Hastalığın 10 gün içerisinde kendiliğinden geçtiğini de sözlerine ekleyen Uzm. Dr. Ersöz; el ve ayaklarda sıvı dolu kırmızı kabarcıklar kuruyarak yerini lekeye bırakabileceğini fakat zamanla lekelerin kaybolacağını ve endişelenmeye gerek duyulmadığını ifade etti.
HASTALIKTAN KORUNMAK İÇİN HİJYEN ÖNEMLİ
El ayak hastalığına karşı korunmada en önemli tedbirin hijyen olduğuna dikkat çeken Uzm. Dr. Ersöz, şu önerilerde bulundu:
“Ellerin sık sık yıkanması, kirli ellerin ağıza ve yüze sürülmemesi çok büyük önem taşır. Bulaşıcı olduğu için bu hastalığa yakalanan kişilerden uzak durulması gerektiğini vurgulayan Ersöz; “ortamın sık sık havalandırılmasını, okul ve kreş gibi yerlerde ellerin ve yüzeylerin dezenfekte edilmesi, gerekli hijyen kurallarına uyulmasının hastalığın yayılma riskini engelleyeceğini belirtmektedir.”
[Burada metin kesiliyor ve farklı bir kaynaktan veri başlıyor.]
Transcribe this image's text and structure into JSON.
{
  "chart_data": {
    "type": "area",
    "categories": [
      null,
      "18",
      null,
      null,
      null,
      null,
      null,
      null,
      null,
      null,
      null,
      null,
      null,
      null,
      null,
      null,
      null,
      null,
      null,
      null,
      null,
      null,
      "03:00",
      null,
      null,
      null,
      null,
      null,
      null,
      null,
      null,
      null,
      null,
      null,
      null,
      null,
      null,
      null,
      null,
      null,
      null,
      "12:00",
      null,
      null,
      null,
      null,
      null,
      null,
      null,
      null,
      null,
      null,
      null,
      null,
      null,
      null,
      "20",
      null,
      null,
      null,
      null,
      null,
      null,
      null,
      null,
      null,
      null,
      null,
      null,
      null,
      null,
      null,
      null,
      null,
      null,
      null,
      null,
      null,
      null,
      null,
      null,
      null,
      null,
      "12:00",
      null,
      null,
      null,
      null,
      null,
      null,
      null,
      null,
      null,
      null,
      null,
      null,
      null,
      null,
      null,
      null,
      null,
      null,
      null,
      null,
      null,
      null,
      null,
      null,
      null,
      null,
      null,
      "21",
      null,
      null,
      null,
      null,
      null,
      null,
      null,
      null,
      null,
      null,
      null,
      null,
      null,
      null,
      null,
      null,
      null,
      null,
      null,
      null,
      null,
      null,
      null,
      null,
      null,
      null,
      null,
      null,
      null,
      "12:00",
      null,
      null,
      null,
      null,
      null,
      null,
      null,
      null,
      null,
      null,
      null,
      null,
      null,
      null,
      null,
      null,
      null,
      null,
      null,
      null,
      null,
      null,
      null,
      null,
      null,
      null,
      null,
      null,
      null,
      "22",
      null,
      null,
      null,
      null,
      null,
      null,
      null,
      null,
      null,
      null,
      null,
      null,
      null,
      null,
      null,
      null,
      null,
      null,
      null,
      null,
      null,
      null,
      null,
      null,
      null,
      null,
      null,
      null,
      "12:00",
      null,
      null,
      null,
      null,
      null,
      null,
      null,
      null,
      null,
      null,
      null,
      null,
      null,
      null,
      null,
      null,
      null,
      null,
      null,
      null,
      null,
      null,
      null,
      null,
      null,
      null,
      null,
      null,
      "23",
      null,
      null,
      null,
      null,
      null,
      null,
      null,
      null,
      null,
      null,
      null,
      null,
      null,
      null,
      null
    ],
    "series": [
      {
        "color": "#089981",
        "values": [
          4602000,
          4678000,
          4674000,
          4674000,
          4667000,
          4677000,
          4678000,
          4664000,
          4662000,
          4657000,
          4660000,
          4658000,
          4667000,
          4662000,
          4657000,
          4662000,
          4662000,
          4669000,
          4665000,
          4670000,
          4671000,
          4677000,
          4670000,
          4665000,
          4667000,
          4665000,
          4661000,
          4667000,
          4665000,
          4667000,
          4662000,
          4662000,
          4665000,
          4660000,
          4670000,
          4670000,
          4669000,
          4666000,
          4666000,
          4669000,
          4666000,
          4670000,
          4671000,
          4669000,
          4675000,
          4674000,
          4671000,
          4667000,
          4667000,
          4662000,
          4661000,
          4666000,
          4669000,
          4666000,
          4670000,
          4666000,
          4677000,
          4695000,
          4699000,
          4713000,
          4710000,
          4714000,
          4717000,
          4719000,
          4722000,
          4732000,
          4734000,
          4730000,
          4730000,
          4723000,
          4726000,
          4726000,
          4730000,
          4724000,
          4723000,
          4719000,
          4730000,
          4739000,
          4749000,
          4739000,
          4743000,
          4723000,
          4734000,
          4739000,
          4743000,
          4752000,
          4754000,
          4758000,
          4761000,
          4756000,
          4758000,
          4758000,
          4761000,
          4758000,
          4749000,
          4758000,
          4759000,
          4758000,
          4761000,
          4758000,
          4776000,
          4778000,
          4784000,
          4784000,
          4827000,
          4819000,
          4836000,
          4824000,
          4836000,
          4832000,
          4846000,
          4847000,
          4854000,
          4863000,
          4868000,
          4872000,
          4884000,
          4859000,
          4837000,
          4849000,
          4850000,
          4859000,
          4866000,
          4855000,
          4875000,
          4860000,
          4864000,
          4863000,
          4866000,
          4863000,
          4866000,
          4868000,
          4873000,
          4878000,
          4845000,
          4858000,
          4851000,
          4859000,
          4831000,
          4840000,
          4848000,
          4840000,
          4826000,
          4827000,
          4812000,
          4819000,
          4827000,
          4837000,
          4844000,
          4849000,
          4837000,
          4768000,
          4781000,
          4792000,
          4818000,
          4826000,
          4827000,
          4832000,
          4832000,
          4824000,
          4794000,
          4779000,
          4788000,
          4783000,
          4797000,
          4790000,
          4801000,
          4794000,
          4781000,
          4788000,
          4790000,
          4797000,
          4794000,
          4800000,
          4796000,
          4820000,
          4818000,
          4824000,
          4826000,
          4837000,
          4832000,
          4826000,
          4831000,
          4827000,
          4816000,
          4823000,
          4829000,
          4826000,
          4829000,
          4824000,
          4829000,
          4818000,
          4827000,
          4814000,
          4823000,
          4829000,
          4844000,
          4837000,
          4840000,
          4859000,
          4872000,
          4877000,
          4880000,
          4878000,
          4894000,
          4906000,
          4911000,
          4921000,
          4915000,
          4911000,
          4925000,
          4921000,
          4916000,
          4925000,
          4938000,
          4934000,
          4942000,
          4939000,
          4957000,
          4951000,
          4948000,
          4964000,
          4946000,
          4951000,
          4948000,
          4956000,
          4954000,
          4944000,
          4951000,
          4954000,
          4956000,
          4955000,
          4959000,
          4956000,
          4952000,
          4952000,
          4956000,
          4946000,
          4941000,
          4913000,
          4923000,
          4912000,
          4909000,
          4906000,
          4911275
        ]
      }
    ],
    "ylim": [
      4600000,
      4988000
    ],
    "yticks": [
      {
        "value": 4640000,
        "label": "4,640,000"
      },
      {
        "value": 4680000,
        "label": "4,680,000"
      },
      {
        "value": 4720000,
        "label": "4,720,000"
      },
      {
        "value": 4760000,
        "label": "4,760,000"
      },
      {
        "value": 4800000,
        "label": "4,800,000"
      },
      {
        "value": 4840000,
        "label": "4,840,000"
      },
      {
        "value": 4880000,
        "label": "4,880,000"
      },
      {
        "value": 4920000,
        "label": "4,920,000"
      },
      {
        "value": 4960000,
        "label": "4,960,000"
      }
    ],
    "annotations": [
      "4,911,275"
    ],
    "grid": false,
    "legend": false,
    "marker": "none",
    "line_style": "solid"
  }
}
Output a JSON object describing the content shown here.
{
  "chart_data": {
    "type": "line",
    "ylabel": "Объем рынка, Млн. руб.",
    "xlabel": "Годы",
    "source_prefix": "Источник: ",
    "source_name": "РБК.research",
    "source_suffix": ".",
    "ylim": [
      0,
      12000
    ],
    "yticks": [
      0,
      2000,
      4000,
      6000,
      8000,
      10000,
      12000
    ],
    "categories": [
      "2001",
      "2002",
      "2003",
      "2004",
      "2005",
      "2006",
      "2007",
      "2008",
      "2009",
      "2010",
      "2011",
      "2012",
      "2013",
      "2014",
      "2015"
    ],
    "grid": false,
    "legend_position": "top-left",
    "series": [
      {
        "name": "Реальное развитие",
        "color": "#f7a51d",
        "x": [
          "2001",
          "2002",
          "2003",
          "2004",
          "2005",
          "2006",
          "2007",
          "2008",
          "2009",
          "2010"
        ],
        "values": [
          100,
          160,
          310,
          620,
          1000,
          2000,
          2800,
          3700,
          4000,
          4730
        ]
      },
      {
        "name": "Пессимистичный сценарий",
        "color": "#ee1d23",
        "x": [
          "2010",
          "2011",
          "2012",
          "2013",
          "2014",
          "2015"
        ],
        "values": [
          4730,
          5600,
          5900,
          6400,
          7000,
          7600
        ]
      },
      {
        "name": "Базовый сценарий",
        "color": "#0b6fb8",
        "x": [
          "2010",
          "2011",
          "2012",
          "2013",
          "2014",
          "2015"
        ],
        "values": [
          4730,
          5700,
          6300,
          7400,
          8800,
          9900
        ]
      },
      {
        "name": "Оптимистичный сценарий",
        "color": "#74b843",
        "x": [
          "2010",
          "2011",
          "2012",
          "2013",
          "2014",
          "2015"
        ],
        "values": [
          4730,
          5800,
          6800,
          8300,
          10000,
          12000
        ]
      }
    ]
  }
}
BOL SU TÜKETİLMELİ VE BAHARATLI YİYECEKLERDEN UZAK DURULMALI
Hastalık sırasında iştahsızlık ve halsizliğin de görülebileceğini belirten Uzm. Dr. Ersöz; bu gibi etkiler görüldüğü zaman çocuklara mümkün olduğunca serin gıdalar (yoğurt, muhallebi, dondurma vs.) ve ağız içi yaraları tetiklemeyecek türden (baharatlı ve sıcak) yiyeceklerden kesinlikle uzak durulması gerektiğini, bol su tüketilmesine de dikkat edilmesi gerektiğini işaret etti.
BULAŞMAYI ÖNLEMENİN EN KOLAY YOLU SIK SIK EL YIKANMASI
Hastalığın ilk 7 günü bulaşın en yüksek olduğu dönem olduğunu vurgulayan Uzm. Dr. Ersöz, “Ancak virüs belirtiler tamamen kaybolduktan sonra da günler ve haftalar boyunca ağız sıvıları ve dışkı yoluyla yayılmaya devam etmektedir. Hastalığın başkalarına bulaşmasını önlemenin en kolay yolu çocuğunuzun elinin ve kendi elinizin iyice yıkanmasından geçmektedir. Özellikle çocuğun burnunu sildikten ve altını değiştirdikten sonra ellerin mutlaka yıkanması büyük önem taşımaktadır” diyerek sözlerini noktaladı.